7. Finally, Boonmalert argues that he should have been granted leave to
file a second amended complaint. “We review the denial of leave to amend a
complaint for abuse of discretion, unless the denial was based on an
interpretation of law, in which case the legal conclusion is reviewed de novo.”
Starr v. Sony BMG Music Entmʹt, 592 F.3d 314, 321 (2d Cir. 2010) (internal citation
omitted). “Futility is a determination, as a matter of law, that proposed
amendments would fail to cure prior deficiencies or to state a claim under Rule
12(b)(6) of the Federal Rules of Civil Procedure.” Panther Partners Inc. v.

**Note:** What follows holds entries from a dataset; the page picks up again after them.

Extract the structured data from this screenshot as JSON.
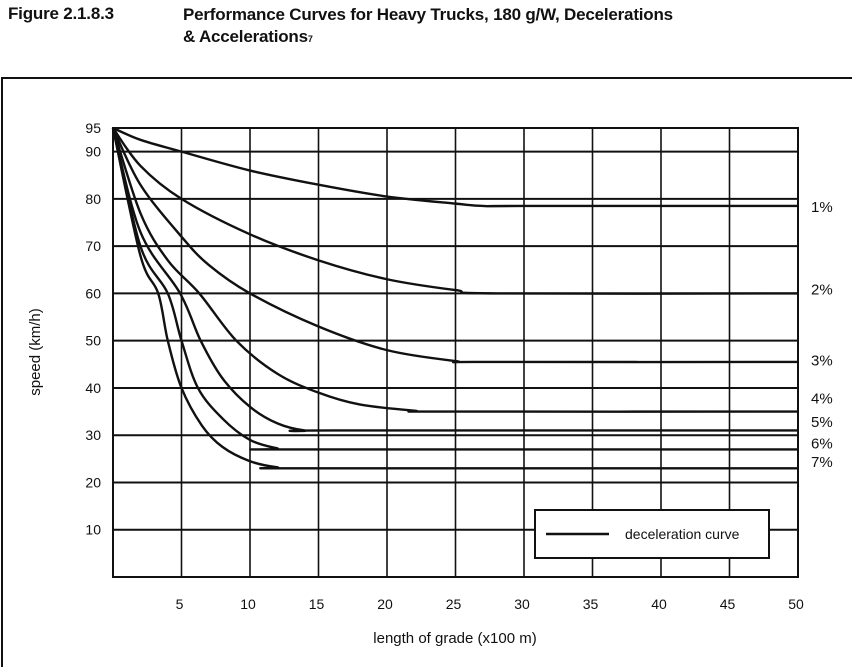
{
  "figure": {
    "number": "Figure 2.1.8.3",
    "title_line1": "Performance Curves for Heavy Trucks, 180 g/W, Decelerations",
    "title_line2": "& Accelerations",
    "footnote_mark": "7"
  },
  "chart_data": {
    "type": "line",
    "title": "Performance Curves for Heavy Trucks, 180 g/W, Decelerations & Accelerations",
    "xlabel": "length of grade (x100 m)",
    "ylabel": "speed (km/h)",
    "xlim": [
      0,
      50
    ],
    "ylim": [
      0,
      95
    ],
    "x_ticks": [
      5,
      10,
      15,
      20,
      25,
      30,
      35,
      40,
      45,
      50
    ],
    "y_ticks": [
      10,
      20,
      30,
      40,
      50,
      60,
      70,
      80,
      90,
      95
    ],
    "grid": true,
    "legend": {
      "position": "lower right",
      "entries": [
        "deceleration curve"
      ]
    },
    "series": [
      {
        "name": "1%",
        "label_y": 78.5,
        "points": [
          [
            0,
            95
          ],
          [
            2,
            92.5
          ],
          [
            5,
            90
          ],
          [
            10,
            86
          ],
          [
            15,
            83
          ],
          [
            20,
            80.5
          ],
          [
            25,
            79
          ],
          [
            27,
            78.5
          ],
          [
            30,
            78.5
          ],
          [
            50,
            78.5
          ]
        ]
      },
      {
        "name": "2%",
        "label_y": 61,
        "points": [
          [
            0,
            95
          ],
          [
            2,
            87
          ],
          [
            5,
            80
          ],
          [
            10,
            72.5
          ],
          [
            15,
            67
          ],
          [
            20,
            63
          ],
          [
            25,
            60.7
          ],
          [
            28,
            60
          ],
          [
            50,
            60
          ]
        ]
      },
      {
        "name": "3%",
        "label_y": 46,
        "points": [
          [
            0,
            95
          ],
          [
            2,
            83
          ],
          [
            5,
            72
          ],
          [
            7,
            66
          ],
          [
            10,
            60
          ],
          [
            15,
            53
          ],
          [
            20,
            48
          ],
          [
            25,
            45.7
          ],
          [
            27,
            45.5
          ],
          [
            50,
            45.5
          ]
        ]
      },
      {
        "name": "4%",
        "label_y": 38,
        "points": [
          [
            0,
            95
          ],
          [
            2,
            77
          ],
          [
            4,
            67
          ],
          [
            6.3,
            60
          ],
          [
            9,
            50
          ],
          [
            12,
            43
          ],
          [
            15,
            39
          ],
          [
            18,
            36.5
          ],
          [
            22,
            35.2
          ],
          [
            24,
            35
          ],
          [
            50,
            35
          ]
        ]
      },
      {
        "name": "5%",
        "label_y": 33,
        "points": [
          [
            0,
            95
          ],
          [
            2,
            73
          ],
          [
            4.9,
            60
          ],
          [
            6.4,
            50
          ],
          [
            8,
            42
          ],
          [
            10,
            36
          ],
          [
            12,
            32.5
          ],
          [
            14,
            31
          ],
          [
            16,
            31
          ],
          [
            50,
            31
          ]
        ]
      },
      {
        "name": "6%",
        "label_y": 28.5,
        "points": [
          [
            0,
            95
          ],
          [
            2,
            70
          ],
          [
            4,
            60
          ],
          [
            5,
            50
          ],
          [
            6.2,
            40
          ],
          [
            8,
            33.5
          ],
          [
            10,
            29
          ],
          [
            12,
            27.2
          ],
          [
            13,
            27
          ],
          [
            50,
            27
          ]
        ]
      },
      {
        "name": "7%",
        "label_y": 24.5,
        "points": [
          [
            0,
            95
          ],
          [
            2,
            68
          ],
          [
            3.3,
            60
          ],
          [
            4,
            50
          ],
          [
            5,
            40
          ],
          [
            6.5,
            32
          ],
          [
            8,
            27.5
          ],
          [
            10,
            24.5
          ],
          [
            12,
            23.2
          ],
          [
            14,
            23
          ],
          [
            50,
            23
          ]
        ]
      }
    ]
  },
  "axes": {
    "x_label": "length of grade (x100 m)",
    "y_label": "speed (km/h)",
    "legend_label": "deceleration curve"
  }
}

Ikanos
Commcʹns, Inc., 681 F.3d 114, 119 (2d Cir. 2012). “In assessing whether the
proposed complaint states a claim, we consider the proposed amendment[s] . . .
along with the remainder of the complaint, accept as true all non‐conclusory
factual allegations therein, and draw all reasonable inferences in plaintiffʹs favor
to determine whether the allegations plausibly give rise to an entitlement to
relief.” Id. (internal citations and quotation marks omitted, alteration in
original).
As the district court determined, any further amendment would be futile.
Boonmalert already amended his complaint once after the City’s first motion to
dismiss, and he alleges no new facts that would cure the pleading deficiencies.
Accordingly, the sentence of the district court is hereby AFFIRMED.